Forecast Forge uses what is called a “generalised additive model” (GAM) to make the forecasts and this has a few other advantages over exponential smoothing but these are much more just my opinion and some other data scientists will disagree:

  1. The predictive interval tends to be better calibrated; I have often seen exponential smoothing forecasts predict an unreasonably wide predictive interval.
  2. I much prefer how the trend is calculated in my GAM model than in the Holt-Winter’s model that FORECAST.ETS uses. The GAM has the “idea” (anthropomorphising the algorithm here!) that the trend can change at certain set points.
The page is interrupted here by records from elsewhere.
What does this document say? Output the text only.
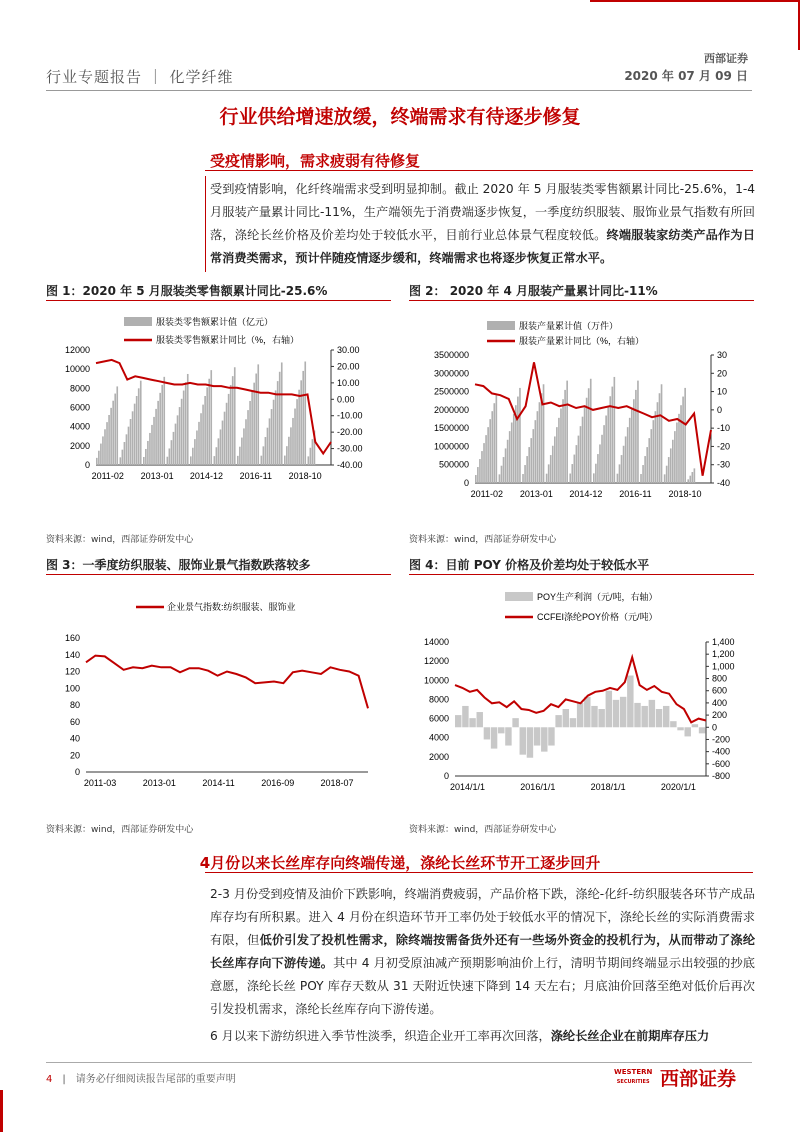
行业专题报告 ｜ 化学纤维
西部证券
2020 年 07 月 09 日
行业供给增速放缓，终端需求有待逐步修复
受疫情影响，需求疲弱有待修复
受到疫情影响，化纤终端需求受到明显抑制。截止 2020 年 5 月服装类零售额累计同比-25.6%，1-4 月服装产量累计同比-11%，生产端领先于消费端逐步恢复，一季度纺织服装、服饰业景气指数有所回落，涤纶长丝价格及价差均处于较低水平，目前行业总体景气程度较低。终端服装家纺类产品作为日常消费类需求，预计伴随疫情逐步缓和，终端需求也将逐步恢复正常水平。
图 1：2020 年 5 月服装类零售额累计同比-25.6%	图 2： 2020 年 4 月服装产量累计同比-11%
服装类零售额累计值（亿元）
服装类零售额累计同比（%，右轴）
0
2000
4000
6000
8000
10000
12000
-40.00
-30.00
-20.00
-10.00
0.00
10.00
20.00
30.00
2011-02 2013-01 2014-12 2016-11 2018-10
服装产量累计值（万件）
服装产量累计同比（%，右轴）
0
500000
1000000
1500000
2000000
2500000
3000000
3500000
-40
-30
-20
-10
0
10
20
30
2011-02 2013-01 2014-12 2016-11 2018-10
资料来源：wind，西部证券研发中心	资料来源：wind，西部证券研发中心
图 3：一季度纺织服装、服饰业景气指数跌落较多	图 4：目前 POY 价格及价差均处于较低水平
企业景气指数:纺织服装、服饰业
0
20
40
60
80
100
120
140
160
2011-03	2013-01	2014-11	2016-09	2018-07
POY生产利润（元/吨，右轴）
CCFEI涤纶POY价格（元/吨）
0
2000
4000
6000
8000
10000
12000
14000
-800
-600
-400
-200
0
200
400
600
800
1,000
1,200
1,400
2014/1/1	2016/1/1	2018/1/1	2020/1/1
资料来源：wind，西部证券研发中心	资料来源：wind，西部证券研发中心
4月份以来长丝库存向终端传递，涤纶长丝环节开工逐步回升
2-3 月份受到疫情及油价下跌影响，终端消费疲弱，产品价格下跌，涤纶-化纤-纺织服装各环节产成品库存均有所积累。进入 4 月份在织造环节开工率仍处于较低水平的情况下，涤纶长丝的实际消费需求有限，但低价引发了投机性需求，除终端按需备货外还有一些场外资金的投机行为，从而带动了涤纶长丝库存向下游传递。其中 4 月初受原油减产预期影响油价上行，清明节期间终端显示出较强的抄底意愿，涤纶长丝 POY 库存天数从 31 天附近快速下降到 14 天左右；月底油价回落至绝对低价后再次引发投机需求，涤纶长丝库存向下游传递。
6 月以来下游纺织进入季节性淡季，织造企业开工率再次回落，涤纶长丝企业在前期库存压力
4　|　请务必仔细阅读报告尾部的重要声明
WESTERN
SECURITIES 西部证券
Comparison with programming languages like R or Python

There is no competition here - R/Python and other programming languages have the potential to make far, far better forecasts than anything you can do with Forecast Forge. So if you are comfortable programming in any of these languages then I suggest you do that!

With Forecast Forge I am trying to make something for people who can think through a forecasting problem like a data scientist but who can’t program or who aren’t comfortable/quick in R or Python. Having a spreadsheet interface can really speed things up and make possible things that would take too long otherwise by just adding a sprinkling of machine learning on top of everything else people can already do in a spreadsheet. Unfortunately the user interface for a spreadsheet is less flexible than programming in a text editor so you lose a bit of flexibility and control; this is the main reason why Forecast Forge isn’t as powerful a system as a programming language.

Even in organisations with a whole team of data scientists there are a lot more people who are comfortable in a spreadsheet than in R/Python. And it is often these people who have the expert knowledge of marketing and business - Forecast Forge can be a good fit here because it can take a bit of load off the data science team and put a bit of machine learning power in the hands of those who can combine it with their other skills.

How does it fit in with the trend towards automation?

One of the reasons I started to move away from PPC work is because I thought that more and more things would be automated by the platforms and move out of my control. I found this gave me a feeling of alienation with my work and I hated that.

But automation can deliver better results - few PPCers can say they were better at managing product level ecommerce queries than Google Shopping is. So those who don’t get on board the (good) automation train will get left behind.

With Forecast Forge I am trying to offer a happy medium where people have 100% control over the inputs to the algorithm and lots of options for tweaking. The algorithm is still a bit of a black box but I’m hoping that there is enough control here to avoid the feeling of alienation whilst still keeping people on board the machine learning train.